With 85 percent of all consumer purchases and a growing segment of business buys made by women, marketers need to rethink the female buyer, she says.
 
“One of the things that came through loud and clear is women want to be talked to holistically, not just online, but through word of mouth conversations and the real things happening in their lives.” Skoloda is on a whirlwind national tour promoting her book, released last March by Praeger Publishers. “They want to read about it in traditional media, magazines. Things can’t just live in the online space, there needs to be a well- rounded effort.”

Before women shop, they CROP, says Skoloda. They seek CRedible OPinions from friends, family, experts, local news and magazine reading.

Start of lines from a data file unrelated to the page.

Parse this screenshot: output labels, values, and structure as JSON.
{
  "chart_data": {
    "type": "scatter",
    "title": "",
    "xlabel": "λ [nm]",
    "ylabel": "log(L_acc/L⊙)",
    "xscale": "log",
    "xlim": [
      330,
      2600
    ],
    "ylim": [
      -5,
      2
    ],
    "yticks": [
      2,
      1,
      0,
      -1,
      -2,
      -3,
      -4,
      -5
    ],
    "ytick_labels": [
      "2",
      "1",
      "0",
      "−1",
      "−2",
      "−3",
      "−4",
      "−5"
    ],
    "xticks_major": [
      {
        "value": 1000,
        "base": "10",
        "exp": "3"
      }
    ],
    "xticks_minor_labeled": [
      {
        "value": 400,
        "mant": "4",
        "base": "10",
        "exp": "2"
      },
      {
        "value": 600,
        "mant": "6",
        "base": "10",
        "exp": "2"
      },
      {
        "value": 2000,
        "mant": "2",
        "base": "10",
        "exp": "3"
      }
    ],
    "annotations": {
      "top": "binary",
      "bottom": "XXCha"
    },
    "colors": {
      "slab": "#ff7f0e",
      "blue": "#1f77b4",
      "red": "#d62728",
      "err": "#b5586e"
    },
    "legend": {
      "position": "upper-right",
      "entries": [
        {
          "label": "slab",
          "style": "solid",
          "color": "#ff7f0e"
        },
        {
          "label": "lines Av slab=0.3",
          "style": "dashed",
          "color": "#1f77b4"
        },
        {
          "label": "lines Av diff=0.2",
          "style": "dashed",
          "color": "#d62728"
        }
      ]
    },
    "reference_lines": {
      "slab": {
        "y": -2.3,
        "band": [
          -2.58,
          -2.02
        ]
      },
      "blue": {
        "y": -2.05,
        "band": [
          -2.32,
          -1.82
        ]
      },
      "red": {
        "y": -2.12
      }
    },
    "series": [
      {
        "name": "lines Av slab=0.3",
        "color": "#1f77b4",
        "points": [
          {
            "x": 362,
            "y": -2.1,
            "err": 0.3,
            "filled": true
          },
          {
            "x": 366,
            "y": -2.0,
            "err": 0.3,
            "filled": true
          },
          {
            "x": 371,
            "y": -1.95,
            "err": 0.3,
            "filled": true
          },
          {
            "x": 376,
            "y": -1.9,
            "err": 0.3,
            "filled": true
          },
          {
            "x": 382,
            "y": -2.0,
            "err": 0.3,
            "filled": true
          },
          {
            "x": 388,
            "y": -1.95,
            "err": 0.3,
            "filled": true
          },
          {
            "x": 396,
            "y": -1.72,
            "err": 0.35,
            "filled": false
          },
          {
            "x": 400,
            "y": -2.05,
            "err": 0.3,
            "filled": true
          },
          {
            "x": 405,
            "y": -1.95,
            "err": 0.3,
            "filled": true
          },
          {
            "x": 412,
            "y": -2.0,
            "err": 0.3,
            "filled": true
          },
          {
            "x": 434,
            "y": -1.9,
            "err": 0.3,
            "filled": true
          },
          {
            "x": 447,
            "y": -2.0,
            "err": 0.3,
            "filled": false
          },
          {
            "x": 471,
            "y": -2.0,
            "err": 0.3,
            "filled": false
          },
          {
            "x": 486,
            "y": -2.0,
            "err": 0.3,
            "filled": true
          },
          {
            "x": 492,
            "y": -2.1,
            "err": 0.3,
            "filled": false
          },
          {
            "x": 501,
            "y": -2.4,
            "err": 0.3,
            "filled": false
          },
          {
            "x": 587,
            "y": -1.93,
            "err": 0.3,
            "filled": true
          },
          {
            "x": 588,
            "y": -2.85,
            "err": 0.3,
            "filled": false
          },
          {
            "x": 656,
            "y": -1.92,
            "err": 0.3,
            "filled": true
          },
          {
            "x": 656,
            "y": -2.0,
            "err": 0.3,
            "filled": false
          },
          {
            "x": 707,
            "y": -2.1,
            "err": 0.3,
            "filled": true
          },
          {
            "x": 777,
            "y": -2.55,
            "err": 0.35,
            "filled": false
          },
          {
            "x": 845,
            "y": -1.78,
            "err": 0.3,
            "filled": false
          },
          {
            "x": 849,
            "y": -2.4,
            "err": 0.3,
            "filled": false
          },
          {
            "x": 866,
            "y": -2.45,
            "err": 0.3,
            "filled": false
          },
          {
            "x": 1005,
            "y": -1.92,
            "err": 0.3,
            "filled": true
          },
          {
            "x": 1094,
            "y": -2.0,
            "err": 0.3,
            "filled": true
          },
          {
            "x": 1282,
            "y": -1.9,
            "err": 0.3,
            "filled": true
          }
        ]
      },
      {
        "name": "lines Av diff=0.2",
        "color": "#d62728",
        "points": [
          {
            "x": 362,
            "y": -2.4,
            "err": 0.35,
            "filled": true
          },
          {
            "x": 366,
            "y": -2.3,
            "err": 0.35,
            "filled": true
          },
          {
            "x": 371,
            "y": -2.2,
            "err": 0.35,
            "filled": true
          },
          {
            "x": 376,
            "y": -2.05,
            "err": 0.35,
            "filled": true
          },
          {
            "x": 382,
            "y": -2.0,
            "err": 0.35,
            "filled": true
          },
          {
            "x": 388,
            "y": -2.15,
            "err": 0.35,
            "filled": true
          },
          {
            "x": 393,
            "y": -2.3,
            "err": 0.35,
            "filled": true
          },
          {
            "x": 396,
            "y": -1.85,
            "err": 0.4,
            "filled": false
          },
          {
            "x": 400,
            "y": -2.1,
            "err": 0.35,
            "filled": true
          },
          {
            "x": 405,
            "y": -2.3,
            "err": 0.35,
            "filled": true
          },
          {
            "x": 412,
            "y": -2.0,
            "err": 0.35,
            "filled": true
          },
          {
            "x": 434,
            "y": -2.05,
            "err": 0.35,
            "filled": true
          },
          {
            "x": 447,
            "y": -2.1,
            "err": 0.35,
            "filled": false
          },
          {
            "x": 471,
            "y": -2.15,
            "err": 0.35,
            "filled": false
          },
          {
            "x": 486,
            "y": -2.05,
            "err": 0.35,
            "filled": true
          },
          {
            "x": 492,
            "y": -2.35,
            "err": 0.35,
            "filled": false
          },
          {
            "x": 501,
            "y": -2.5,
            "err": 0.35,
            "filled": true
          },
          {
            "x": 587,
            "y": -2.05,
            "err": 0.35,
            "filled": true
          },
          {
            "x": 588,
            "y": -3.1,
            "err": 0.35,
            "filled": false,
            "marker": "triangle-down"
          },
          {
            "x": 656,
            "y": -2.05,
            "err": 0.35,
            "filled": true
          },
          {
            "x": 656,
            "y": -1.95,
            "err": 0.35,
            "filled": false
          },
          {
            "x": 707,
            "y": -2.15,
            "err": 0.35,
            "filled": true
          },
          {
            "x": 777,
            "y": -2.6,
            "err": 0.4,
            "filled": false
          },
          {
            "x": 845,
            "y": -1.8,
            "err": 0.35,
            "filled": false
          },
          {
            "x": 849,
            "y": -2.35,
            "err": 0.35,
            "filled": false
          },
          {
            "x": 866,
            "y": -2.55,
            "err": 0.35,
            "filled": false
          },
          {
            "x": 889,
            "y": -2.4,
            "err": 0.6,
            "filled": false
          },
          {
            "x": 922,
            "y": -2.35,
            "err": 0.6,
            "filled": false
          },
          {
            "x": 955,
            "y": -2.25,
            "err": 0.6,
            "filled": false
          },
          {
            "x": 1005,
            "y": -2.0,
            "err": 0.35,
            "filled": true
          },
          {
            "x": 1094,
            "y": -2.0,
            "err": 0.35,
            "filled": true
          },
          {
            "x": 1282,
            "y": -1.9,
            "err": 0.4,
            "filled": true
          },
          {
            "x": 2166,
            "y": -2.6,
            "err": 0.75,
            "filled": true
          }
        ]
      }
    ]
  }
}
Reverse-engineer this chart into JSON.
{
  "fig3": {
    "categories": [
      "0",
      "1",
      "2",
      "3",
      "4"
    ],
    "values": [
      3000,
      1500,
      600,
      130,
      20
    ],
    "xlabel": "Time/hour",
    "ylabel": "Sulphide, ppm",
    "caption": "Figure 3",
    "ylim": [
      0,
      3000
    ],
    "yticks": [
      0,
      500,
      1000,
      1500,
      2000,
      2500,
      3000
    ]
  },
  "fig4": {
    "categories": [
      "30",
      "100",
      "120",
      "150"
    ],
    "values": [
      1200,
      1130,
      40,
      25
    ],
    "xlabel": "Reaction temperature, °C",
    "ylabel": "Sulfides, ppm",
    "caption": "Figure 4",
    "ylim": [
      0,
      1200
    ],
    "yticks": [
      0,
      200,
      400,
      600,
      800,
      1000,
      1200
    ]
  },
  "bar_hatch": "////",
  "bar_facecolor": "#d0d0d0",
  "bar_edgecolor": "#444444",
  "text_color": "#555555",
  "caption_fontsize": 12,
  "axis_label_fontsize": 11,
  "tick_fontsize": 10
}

Word-of-mouth and influencers are the hot marketing crossroads for women today, tools they use to trim research time and make buying decisions.

Skoloda culled her research from her 20 years in the marketing business, her job as Global Brand Marketing Practice director at Ketchum and her blog. She will be featured in a BBC-produced television show, “Beat the Boss,” which is airing in the winter and spring of 2009 on the BBC.

“Marketers need to rethink their ideas about a 24-hour day and find an appropriate place for their messages. And given women’s buying power, if marketers aren’t targeting women in this economy, they’ll lose. It’s an exercise in listening, how they deem something trustworthy and credible. Not one size fits all approach.”